In situations where the device checking threads are not completing fast enough, this can cause messages to be placed in the LifeKeeper log stating that a thread is hung. This can cause resources to be moved from one server to another and in worse case, cause a server to be killed.
The FAILFASTTIMER (in /etc/default/LifeKeeper) defines the number of seconds that each device is checked to assure that it is functioning properly, and that all resources that are owned by a particular system are still accessible by that system and owned by it. The FAILFASTTIMER needs to be as small as possible to guarantee this ownership and to provide the highest data reliability. However if a device is busy, it may not be able to respond at peak loads in the specified time. When a device takes longer than the FAILFASTTIMER then LifeKeeper considers that device as possibly hung. If a device has not responded after 3 loops of the FAILFASTTIMER time period then LifeKeeper attempts to perform recovery as if the device has failed. The recovery process is defined by the tunable SCSIERROR. Depending on the setting of SCSIERROR the action can be a sendevent to perform local recovery and then a switchover if that fails or it can cause the system to halt.
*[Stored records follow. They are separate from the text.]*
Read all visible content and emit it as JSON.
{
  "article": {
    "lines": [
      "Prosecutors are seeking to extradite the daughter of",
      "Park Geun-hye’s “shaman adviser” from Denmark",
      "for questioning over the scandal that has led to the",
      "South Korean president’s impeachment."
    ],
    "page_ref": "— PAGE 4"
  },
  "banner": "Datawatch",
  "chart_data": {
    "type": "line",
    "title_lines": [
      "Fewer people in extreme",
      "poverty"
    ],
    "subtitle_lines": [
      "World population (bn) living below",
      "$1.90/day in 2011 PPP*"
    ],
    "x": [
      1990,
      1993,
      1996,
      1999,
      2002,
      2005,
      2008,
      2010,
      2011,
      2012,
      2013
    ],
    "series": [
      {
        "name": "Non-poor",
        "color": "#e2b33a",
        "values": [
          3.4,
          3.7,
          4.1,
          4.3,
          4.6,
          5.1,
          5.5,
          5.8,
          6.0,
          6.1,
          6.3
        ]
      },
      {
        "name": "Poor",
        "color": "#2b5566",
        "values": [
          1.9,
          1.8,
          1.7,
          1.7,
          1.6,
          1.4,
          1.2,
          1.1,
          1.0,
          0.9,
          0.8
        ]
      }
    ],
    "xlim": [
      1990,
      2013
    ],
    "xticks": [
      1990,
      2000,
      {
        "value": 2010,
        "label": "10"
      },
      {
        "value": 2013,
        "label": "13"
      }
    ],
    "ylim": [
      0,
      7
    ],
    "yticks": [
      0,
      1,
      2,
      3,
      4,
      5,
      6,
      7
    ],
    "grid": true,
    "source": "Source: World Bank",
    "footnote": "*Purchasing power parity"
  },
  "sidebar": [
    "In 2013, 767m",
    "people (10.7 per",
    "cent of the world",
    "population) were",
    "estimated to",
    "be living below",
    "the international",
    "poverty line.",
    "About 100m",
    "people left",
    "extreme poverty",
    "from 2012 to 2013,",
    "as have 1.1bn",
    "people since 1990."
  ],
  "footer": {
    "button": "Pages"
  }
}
In cases where a device infrequently has a hung message printed to the error log followed by a message that it is no longer hung and the number in parenthesis is always 1, there should be no reason for alarm. However, if this message is frequently in the log, or the number is 2 or 3, then two actions may be necessary:
- Attempt to decrease the load on the storage. If the storage is taking longer than 3 times the FAILFASTTIMER (3 times 5 or 15 seconds by default) then one should consider the load that is being placed on the storage and re-balance the load to avoid these long I/O delays. This will not only allow LifeKeeper to check the devices frequently, but it should also help the performance of the application using that device.
- If the load can not be reduced, then the FAILFASTTIMER can be increased from the default 5 seconds. This value should be as low as possible so slowly increase the value until the messages no longer occur, or occur infrequently.